Огонь в камине полыхнул и погас. Тяжелые бархатные шторы надулись при полном безветрии, как корабельные паруса. Две древние черномагические книги в клетке заметались и, внезапно обратившись в пепел, осыпались сквозь прутья на ковер.
Ягге подняла глаза от спиц.
– Ну вот, так я и знала!.. Петля сорвалась. А я ведь почти закончила, – сказала она с сожалением.
– Мефодий Буслаев! Он еще не родился, а мрак уже в предчувствии его рождения! – произнесла Медузия.
– Мефодий Буслаев… Мы будем пытаться как-то повлиять на него? Выйти с ним на контакт? Взять, наконец, в Тибидохс? – хрипло спросила Великая Зуби.
Борода Сарданапала сделала волнообразное движение.
– Ты что, Зуби? Этого мальчишку – и в Тибидохс? С его-то даром? Нет, дорога в Тибидохс ему навсегда заказана. Мы даже не сможем вмешаться, ибо дела света и мрака неподвластны нам, элементарным магам. Мы будем наблюдать за мальчишкой издали – не более. В таких делах любой осторожности будет мало… И запомните: никто в Тибидохсе, кроме нас с вами, не должен ничего знать о Мефодии! НИ ОДИН УЧЕНИК! В ближайшие двенадцать лет во всяком случае! Я требую, я настаиваю, я, наконец, приказываю, чтобы все принесли клятву!
– Сарданапал, а какой именно дар у мальчишки? Я знаю, что темный, но как он проявится на этот раз? – спросил Тарарах. – Мы знаем, что формы его бесконечны!
Глава Тибидохса устремил на питекантропа пылкий малоазийский взор.

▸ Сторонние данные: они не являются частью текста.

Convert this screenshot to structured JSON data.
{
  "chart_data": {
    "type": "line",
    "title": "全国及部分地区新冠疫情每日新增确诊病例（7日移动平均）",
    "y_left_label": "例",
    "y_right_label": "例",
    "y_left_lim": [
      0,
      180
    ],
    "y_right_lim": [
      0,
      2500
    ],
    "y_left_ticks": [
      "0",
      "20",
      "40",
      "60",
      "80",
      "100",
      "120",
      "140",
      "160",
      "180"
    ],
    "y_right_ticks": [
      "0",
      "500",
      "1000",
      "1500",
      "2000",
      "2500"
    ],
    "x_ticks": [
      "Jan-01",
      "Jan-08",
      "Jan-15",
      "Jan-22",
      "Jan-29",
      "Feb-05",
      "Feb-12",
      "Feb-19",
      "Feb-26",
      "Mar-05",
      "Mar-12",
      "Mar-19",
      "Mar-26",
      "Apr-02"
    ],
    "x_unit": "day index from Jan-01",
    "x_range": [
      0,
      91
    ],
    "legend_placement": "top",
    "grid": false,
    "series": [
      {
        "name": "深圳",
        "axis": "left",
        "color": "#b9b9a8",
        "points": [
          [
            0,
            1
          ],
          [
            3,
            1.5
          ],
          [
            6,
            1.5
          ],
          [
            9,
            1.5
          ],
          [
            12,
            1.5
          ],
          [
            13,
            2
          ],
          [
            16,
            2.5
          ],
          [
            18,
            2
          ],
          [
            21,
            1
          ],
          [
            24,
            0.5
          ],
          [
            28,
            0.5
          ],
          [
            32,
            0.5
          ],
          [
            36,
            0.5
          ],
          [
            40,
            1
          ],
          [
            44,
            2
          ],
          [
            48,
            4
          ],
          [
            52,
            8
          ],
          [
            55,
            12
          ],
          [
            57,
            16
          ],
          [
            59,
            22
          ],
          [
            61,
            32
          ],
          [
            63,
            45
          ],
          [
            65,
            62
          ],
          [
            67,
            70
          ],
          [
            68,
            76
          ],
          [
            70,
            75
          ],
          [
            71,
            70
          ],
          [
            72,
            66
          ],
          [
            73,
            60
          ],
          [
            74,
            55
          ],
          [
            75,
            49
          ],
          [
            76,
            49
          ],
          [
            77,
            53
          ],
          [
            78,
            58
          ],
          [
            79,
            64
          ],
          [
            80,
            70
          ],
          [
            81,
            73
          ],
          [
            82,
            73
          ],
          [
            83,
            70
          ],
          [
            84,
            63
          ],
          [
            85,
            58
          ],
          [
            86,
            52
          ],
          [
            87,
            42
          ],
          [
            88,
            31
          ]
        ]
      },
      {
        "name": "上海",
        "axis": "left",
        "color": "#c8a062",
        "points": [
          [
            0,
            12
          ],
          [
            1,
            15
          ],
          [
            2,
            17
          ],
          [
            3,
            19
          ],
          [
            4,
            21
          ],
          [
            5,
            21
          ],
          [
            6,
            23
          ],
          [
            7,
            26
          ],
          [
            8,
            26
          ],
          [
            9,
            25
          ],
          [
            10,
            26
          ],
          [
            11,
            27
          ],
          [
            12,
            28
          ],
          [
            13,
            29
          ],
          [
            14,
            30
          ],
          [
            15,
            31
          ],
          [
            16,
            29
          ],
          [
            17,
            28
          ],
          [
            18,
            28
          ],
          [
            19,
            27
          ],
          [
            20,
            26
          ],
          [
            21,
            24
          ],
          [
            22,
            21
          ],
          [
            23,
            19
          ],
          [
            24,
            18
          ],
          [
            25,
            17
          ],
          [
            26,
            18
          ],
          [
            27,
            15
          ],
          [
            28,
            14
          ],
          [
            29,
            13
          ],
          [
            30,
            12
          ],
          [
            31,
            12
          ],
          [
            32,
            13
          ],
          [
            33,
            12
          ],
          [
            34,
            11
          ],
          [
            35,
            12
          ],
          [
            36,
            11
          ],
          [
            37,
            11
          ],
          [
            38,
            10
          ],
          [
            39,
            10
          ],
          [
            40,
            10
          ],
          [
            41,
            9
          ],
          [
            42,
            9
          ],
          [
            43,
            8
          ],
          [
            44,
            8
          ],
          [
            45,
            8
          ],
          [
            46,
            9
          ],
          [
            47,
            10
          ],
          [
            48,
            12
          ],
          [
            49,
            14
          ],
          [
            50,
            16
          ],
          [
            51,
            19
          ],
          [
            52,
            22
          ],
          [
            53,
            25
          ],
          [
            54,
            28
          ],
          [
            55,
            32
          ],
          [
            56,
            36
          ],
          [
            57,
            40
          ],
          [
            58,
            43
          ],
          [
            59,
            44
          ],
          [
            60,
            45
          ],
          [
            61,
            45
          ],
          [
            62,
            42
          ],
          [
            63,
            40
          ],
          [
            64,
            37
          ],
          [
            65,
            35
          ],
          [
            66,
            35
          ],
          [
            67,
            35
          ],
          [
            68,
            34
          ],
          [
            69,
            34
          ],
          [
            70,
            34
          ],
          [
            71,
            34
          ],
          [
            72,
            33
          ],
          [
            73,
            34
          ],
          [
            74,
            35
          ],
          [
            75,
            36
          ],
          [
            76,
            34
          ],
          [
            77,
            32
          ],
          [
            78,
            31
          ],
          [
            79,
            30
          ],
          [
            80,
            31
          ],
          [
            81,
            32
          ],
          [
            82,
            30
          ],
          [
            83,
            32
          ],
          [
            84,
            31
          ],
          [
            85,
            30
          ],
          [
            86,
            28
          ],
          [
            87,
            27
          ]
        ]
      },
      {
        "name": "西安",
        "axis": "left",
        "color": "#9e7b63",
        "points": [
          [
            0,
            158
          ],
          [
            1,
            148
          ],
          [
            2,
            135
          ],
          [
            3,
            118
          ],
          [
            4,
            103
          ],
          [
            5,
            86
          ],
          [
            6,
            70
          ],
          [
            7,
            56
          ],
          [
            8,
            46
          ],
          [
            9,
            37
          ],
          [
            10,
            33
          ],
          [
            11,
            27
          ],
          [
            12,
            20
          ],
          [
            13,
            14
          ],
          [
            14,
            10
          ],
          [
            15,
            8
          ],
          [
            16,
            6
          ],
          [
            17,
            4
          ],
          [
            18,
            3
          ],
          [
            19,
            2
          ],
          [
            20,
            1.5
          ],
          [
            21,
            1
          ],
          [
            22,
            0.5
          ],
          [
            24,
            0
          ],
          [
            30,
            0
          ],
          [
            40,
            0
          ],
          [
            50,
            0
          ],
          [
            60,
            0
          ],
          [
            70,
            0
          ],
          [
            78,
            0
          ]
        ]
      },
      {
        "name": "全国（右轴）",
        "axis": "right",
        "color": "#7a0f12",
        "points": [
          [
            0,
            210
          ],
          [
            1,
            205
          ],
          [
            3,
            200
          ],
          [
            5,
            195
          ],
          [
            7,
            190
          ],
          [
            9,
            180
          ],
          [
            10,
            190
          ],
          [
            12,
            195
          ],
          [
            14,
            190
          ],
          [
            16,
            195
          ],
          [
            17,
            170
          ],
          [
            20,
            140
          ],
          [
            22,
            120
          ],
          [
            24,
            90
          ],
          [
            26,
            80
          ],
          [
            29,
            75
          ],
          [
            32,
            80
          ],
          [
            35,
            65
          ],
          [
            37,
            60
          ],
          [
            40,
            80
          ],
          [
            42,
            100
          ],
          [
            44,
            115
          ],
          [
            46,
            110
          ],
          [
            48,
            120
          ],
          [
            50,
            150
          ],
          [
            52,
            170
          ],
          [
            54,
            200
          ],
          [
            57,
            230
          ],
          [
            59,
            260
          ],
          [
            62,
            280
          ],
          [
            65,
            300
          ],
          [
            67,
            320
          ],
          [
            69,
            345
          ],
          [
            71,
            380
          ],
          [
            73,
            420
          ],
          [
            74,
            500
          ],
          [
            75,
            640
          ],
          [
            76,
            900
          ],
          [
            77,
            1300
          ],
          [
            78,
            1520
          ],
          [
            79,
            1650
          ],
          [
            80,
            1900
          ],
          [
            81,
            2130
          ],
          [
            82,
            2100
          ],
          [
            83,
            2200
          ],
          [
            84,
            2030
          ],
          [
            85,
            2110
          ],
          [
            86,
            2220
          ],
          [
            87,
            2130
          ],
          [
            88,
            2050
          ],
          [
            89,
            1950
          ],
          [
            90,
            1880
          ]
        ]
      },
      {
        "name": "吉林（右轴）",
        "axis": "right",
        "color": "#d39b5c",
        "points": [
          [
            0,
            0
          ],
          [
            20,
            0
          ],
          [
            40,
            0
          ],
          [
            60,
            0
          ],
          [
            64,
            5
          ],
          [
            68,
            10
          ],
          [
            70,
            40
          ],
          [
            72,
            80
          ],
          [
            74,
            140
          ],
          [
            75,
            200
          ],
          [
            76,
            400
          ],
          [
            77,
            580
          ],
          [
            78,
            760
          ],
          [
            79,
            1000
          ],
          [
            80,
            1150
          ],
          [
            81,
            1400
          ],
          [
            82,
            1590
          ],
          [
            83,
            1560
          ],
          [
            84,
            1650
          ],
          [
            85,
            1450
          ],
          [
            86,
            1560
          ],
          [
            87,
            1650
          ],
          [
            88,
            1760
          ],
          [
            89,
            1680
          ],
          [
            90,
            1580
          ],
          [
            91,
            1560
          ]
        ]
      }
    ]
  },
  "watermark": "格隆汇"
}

– Точно не знаю, Тарарах! Я могу лишь догадываться. И если это то, о чем я думаю, то это ужасно. Так ужасно, что я предпочту умолчать. А теперь клянитесь! Ну же! Я хочу, чтобы вы все произнесли Разрази громус!

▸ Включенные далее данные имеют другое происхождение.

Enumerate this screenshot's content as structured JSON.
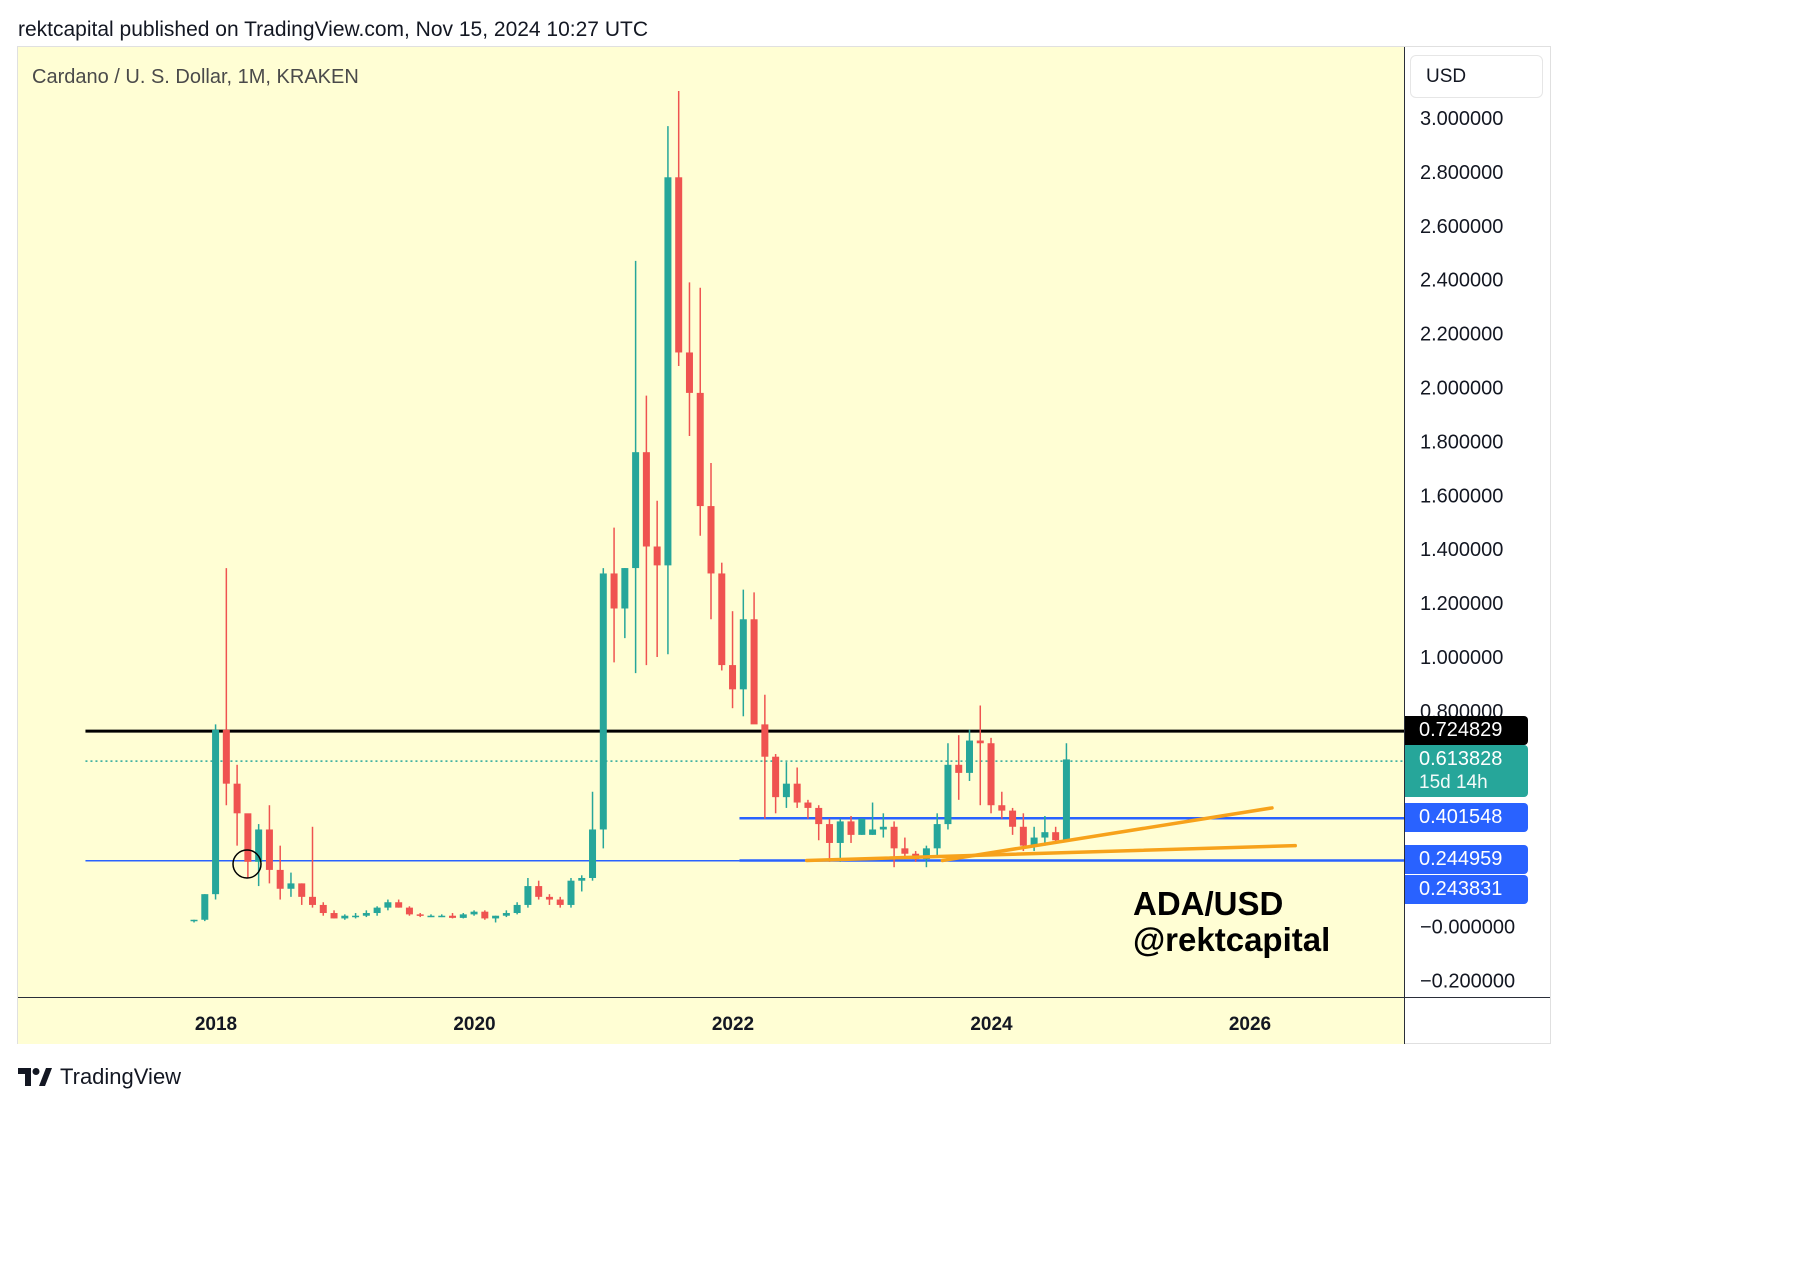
{
  "header": {
    "published_line": "rektcapital published on TradingView.com, Nov 15, 2024 10:27 UTC"
  },
  "chart": {
    "symbol_title": "Cardano / U. S. Dollar, 1M, KRAKEN",
    "currency_label": "USD",
    "annotation_line1": "ADA/USD",
    "annotation_line2": "@rektcapital",
    "badges": {
      "resistance": "0.724829",
      "current_price": "0.613828",
      "countdown": "15d 14h",
      "range_mid": "0.401548",
      "range_low_1": "0.244959",
      "range_low_2": "0.243831"
    }
  },
  "footer": {
    "brand": "TradingView"
  },
  "colors": {
    "background": "#fffed4",
    "up": "#26a69a",
    "down": "#ef5350",
    "resistance_line": "#000000",
    "support_lines": "#2962ff",
    "trendlines": "#f7a21b",
    "current_price_line": "#26a69a"
  },
  "chart_data": {
    "type": "candlestick",
    "title": "Cardano / U. S. Dollar, 1M, KRAKEN",
    "ylim": [
      -0.2,
      3.0
    ],
    "y_ticks": [
      "3.000000",
      "2.800000",
      "2.600000",
      "2.400000",
      "2.200000",
      "2.000000",
      "1.800000",
      "1.600000",
      "1.400000",
      "1.200000",
      "1.000000",
      "0.800000",
      "−0.000000",
      "−0.200000"
    ],
    "x_ticks": [
      "2018",
      "2020",
      "2022",
      "2024",
      "2026"
    ],
    "x_tick_values": [
      2018,
      2020,
      2022,
      2024,
      2026
    ],
    "grid": false,
    "horizontal_levels": [
      {
        "value": 0.724829,
        "color": "#000000",
        "style": "solid",
        "from": 2016.99
      },
      {
        "value": 0.613828,
        "color": "#26a69a",
        "style": "dotted",
        "from": 2016.99
      },
      {
        "value": 0.401548,
        "color": "#2962ff",
        "style": "solid",
        "from": 2022.05
      },
      {
        "value": 0.244959,
        "color": "#2962ff",
        "style": "solid",
        "from": 2022.05
      },
      {
        "value": 0.243831,
        "color": "#2962ff",
        "style": "solid",
        "from": 2016.99,
        "to": 2022.05
      }
    ],
    "trendlines": [
      {
        "x1": 2023.62,
        "y1": 0.245,
        "x2": 2026.17,
        "y2": 0.44
      },
      {
        "x1": 2022.57,
        "y1": 0.245,
        "x2": 2026.35,
        "y2": 0.3
      }
    ],
    "x_start": 2017.83,
    "x_step": 0.08333,
    "candles": [
      [
        0.02,
        0.025,
        0.015,
        0.025
      ],
      [
        0.025,
        0.12,
        0.02,
        0.12
      ],
      [
        0.12,
        0.75,
        0.1,
        0.73
      ],
      [
        0.73,
        1.33,
        0.45,
        0.53
      ],
      [
        0.53,
        0.6,
        0.3,
        0.42
      ],
      [
        0.42,
        0.4,
        0.18,
        0.24
      ],
      [
        0.24,
        0.38,
        0.15,
        0.36
      ],
      [
        0.36,
        0.45,
        0.16,
        0.21
      ],
      [
        0.21,
        0.3,
        0.1,
        0.14
      ],
      [
        0.14,
        0.2,
        0.11,
        0.16
      ],
      [
        0.16,
        0.16,
        0.08,
        0.11
      ],
      [
        0.11,
        0.37,
        0.07,
        0.08
      ],
      [
        0.08,
        0.09,
        0.04,
        0.05
      ],
      [
        0.05,
        0.06,
        0.03,
        0.03
      ],
      [
        0.03,
        0.045,
        0.025,
        0.04
      ],
      [
        0.04,
        0.05,
        0.03,
        0.04
      ],
      [
        0.04,
        0.06,
        0.035,
        0.05
      ],
      [
        0.05,
        0.075,
        0.04,
        0.07
      ],
      [
        0.07,
        0.1,
        0.06,
        0.09
      ],
      [
        0.09,
        0.1,
        0.07,
        0.07
      ],
      [
        0.07,
        0.075,
        0.04,
        0.045
      ],
      [
        0.045,
        0.05,
        0.035,
        0.04
      ],
      [
        0.04,
        0.045,
        0.035,
        0.04
      ],
      [
        0.04,
        0.045,
        0.035,
        0.04
      ],
      [
        0.04,
        0.05,
        0.03,
        0.032
      ],
      [
        0.032,
        0.05,
        0.03,
        0.045
      ],
      [
        0.045,
        0.06,
        0.04,
        0.055
      ],
      [
        0.055,
        0.06,
        0.025,
        0.03
      ],
      [
        0.03,
        0.04,
        0.015,
        0.04
      ],
      [
        0.04,
        0.06,
        0.035,
        0.05
      ],
      [
        0.05,
        0.09,
        0.045,
        0.08
      ],
      [
        0.08,
        0.18,
        0.07,
        0.15
      ],
      [
        0.15,
        0.17,
        0.1,
        0.11
      ],
      [
        0.11,
        0.12,
        0.08,
        0.1
      ],
      [
        0.1,
        0.11,
        0.07,
        0.08
      ],
      [
        0.08,
        0.18,
        0.07,
        0.17
      ],
      [
        0.17,
        0.19,
        0.13,
        0.18
      ],
      [
        0.18,
        0.5,
        0.17,
        0.36
      ],
      [
        0.36,
        1.33,
        0.29,
        1.31
      ],
      [
        1.31,
        1.48,
        0.98,
        1.18
      ],
      [
        1.18,
        1.33,
        1.07,
        1.33
      ],
      [
        1.33,
        2.47,
        0.94,
        1.76
      ],
      [
        1.76,
        1.97,
        0.97,
        1.41
      ],
      [
        1.41,
        1.58,
        1.0,
        1.34
      ],
      [
        1.34,
        2.97,
        1.01,
        2.78
      ],
      [
        2.78,
        3.1,
        2.08,
        2.13
      ],
      [
        2.13,
        2.39,
        1.82,
        1.98
      ],
      [
        1.98,
        2.37,
        1.45,
        1.56
      ],
      [
        1.56,
        1.72,
        1.14,
        1.31
      ],
      [
        1.31,
        1.35,
        0.95,
        0.97
      ],
      [
        0.97,
        1.17,
        0.81,
        0.88
      ],
      [
        0.88,
        1.25,
        0.78,
        1.14
      ],
      [
        1.14,
        1.24,
        0.76,
        0.75
      ],
      [
        0.75,
        0.86,
        0.4,
        0.63
      ],
      [
        0.63,
        0.64,
        0.42,
        0.48
      ],
      [
        0.48,
        0.61,
        0.44,
        0.53
      ],
      [
        0.53,
        0.59,
        0.44,
        0.46
      ],
      [
        0.46,
        0.47,
        0.4,
        0.44
      ],
      [
        0.44,
        0.45,
        0.32,
        0.38
      ],
      [
        0.38,
        0.4,
        0.24,
        0.31
      ],
      [
        0.31,
        0.4,
        0.24,
        0.39
      ],
      [
        0.39,
        0.41,
        0.31,
        0.34
      ],
      [
        0.34,
        0.4,
        0.34,
        0.4
      ],
      [
        0.34,
        0.46,
        0.34,
        0.36
      ],
      [
        0.36,
        0.42,
        0.33,
        0.37
      ],
      [
        0.37,
        0.39,
        0.22,
        0.29
      ],
      [
        0.29,
        0.33,
        0.25,
        0.27
      ],
      [
        0.27,
        0.28,
        0.24,
        0.25
      ],
      [
        0.25,
        0.3,
        0.22,
        0.29
      ],
      [
        0.29,
        0.42,
        0.26,
        0.38
      ],
      [
        0.38,
        0.68,
        0.36,
        0.6
      ],
      [
        0.6,
        0.71,
        0.47,
        0.57
      ],
      [
        0.57,
        0.73,
        0.54,
        0.69
      ],
      [
        0.69,
        0.82,
        0.45,
        0.68
      ],
      [
        0.68,
        0.7,
        0.42,
        0.45
      ],
      [
        0.45,
        0.5,
        0.4,
        0.43
      ],
      [
        0.43,
        0.44,
        0.34,
        0.37
      ],
      [
        0.37,
        0.42,
        0.28,
        0.3
      ],
      [
        0.3,
        0.37,
        0.28,
        0.33
      ],
      [
        0.33,
        0.41,
        0.3,
        0.35
      ],
      [
        0.35,
        0.37,
        0.31,
        0.32
      ],
      [
        0.32,
        0.68,
        0.32,
        0.62
      ]
    ]
  }
}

Полыхнуло несколько искр – красных и зеленых. Поклеп, Медузия, Ягге, Великая Зуби, профессор Клопп… Сарданапал, внимательно следивший, чтобы поклялись все без исключения, выпустил искру последним. Тарарах, не имевший перстня, обошелся без искры, ограничившись простым произнесением клятвы.
Золотой сфинкс на дверях кабинета поджал лапы и уподобился мокрому несчастному котенку.
Множество Разрази громусов в одном кабинете за какую-то минуту – это было много даже для видавшего виды сфинкса.
Эдуард Хаврон тщательно выдавил на щеке угорь и, отойдя на шаг, залюбовался своей мускулатурой. Он стоял перед зеркалом голый по пояс и инспектировал сам себя, как врач из военкомата инспектирует призывника.
– Ну разве я не атлет? Разве не красавец? Просто сам бы в себя влюбился, да на работу топать надо! – сказал он самодовольно.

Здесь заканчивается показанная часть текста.